CAPE GIRARDEAU, MO (KFVS) - Health officials call new numbers from the Centers for Disease Control and Prevention, shocking. In 2010, more than 365,000 girls gave birth between ages 15 and 19. Of those births, almost 20 percent already had one child.
Interestingly, just months ago numbers showed teen birth rates actually declining. Health experts say the mixed news shows teen pregnancy is still an issue.
In fact, local nurses and outreach services say they see teen moms with more than one child every day, and you might find the reasons why surprising.
While the CDC pointed to unreliable birth control methods, people in the Heartland say that's only part of the issue.
Nurses like Amy Smith say they see steady numbers of teen moms at the Cape County Public Health Center. An issue that now almost seems too common.
"It's something that's more accepted now," said Smith. "Honestly a lot that I see, I think of myself at that age and I would have been devastated. It seems that they accept it quite well."
She says it's not it's not unusual for pregnant teenagers they see to be expecting their second or third child.
"We do educate them and explain that after they have a child they are more prone to get pregnant again," said Smith.
"It can be a touchy subject to address," said Sandy Gibbons, who works with the Teen Pregnancy and Responsibility Network. She says most schools now only talk about sex education and pregnancy in health classes, and kids may not be hearing about all the consequences.
"It's not just about teen pregnancy, but we have seen a large rise in STDs," said Gibbons.
TPRN works to bring speakers to schools to stress education and encourage teens to find other ways to show emotions besides sex.
Speakers include people who have experienced teen pregnancy, and AIDS survivors.
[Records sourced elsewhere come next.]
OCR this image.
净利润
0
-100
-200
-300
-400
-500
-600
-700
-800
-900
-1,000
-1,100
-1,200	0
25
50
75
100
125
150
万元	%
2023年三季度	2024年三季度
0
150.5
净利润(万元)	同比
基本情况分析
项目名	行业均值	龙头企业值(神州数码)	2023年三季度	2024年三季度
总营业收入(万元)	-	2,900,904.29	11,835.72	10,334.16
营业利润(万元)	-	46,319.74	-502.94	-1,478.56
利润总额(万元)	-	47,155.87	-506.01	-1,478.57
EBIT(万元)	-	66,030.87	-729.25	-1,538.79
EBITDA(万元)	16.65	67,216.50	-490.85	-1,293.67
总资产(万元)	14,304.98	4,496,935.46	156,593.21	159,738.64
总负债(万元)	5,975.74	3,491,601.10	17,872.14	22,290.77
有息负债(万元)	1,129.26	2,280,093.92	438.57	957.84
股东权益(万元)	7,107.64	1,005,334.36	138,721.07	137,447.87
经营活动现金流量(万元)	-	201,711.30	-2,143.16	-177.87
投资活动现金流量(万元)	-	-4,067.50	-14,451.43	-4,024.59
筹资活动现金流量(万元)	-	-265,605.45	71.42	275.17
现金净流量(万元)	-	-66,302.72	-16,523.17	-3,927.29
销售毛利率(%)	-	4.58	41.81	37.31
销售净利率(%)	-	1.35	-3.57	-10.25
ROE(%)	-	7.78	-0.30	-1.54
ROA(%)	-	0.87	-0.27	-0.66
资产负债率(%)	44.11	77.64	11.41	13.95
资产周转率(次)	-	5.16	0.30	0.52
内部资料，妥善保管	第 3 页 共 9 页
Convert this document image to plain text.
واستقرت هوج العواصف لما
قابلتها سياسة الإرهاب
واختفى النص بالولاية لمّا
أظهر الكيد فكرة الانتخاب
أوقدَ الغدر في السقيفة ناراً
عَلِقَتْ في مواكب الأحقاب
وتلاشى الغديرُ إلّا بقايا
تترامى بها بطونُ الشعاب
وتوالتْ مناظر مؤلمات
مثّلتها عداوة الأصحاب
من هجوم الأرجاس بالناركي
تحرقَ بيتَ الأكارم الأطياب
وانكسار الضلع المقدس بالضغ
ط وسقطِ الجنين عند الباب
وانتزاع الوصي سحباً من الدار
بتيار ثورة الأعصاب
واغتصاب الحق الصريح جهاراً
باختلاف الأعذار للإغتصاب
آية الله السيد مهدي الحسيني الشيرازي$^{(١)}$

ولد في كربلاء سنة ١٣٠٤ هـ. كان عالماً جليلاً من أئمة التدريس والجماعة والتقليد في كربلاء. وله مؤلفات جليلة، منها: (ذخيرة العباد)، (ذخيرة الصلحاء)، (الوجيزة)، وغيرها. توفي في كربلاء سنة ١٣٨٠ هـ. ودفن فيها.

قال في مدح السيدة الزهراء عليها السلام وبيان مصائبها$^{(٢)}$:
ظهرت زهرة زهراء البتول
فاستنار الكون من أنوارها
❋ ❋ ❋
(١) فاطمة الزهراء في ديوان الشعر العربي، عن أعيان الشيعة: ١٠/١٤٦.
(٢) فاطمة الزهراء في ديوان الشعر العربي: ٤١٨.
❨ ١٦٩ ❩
Gibbons says the feedback from students is positive.
"The kids write down they are so happy that someone comes and talks to them and give them the information," said Gibbons. "The public needs to think about the injustice that they are doing by not talking to their kids," she said.
Carol Berens Works with Birthright and says many clients start as teenagers.
"For a lot of the young ladies, what they are looking for is love," said Berens. "They come in and they are a bag of nerves. We do have them as young as 12, not very often.
They offer resources and work to make the best of any situation. When pregnancy tests out to be negative, Berens offers this advice: "We do tell them, you know when you came in here how scared you were? Next time you find yourself in that situation remember how you felt when you came in here.
Of course, experts encourage parents to talk to their kids.
Meanwhile schools say issue of birth control can be a touchy one. But, local districts told Heartland News they work to do all they can to give nurses tools and resources to help pregnant students.
Meanwhile in Cape Girardeau, there are many resources available including Birthright and the health center, that can help moms get connected with help.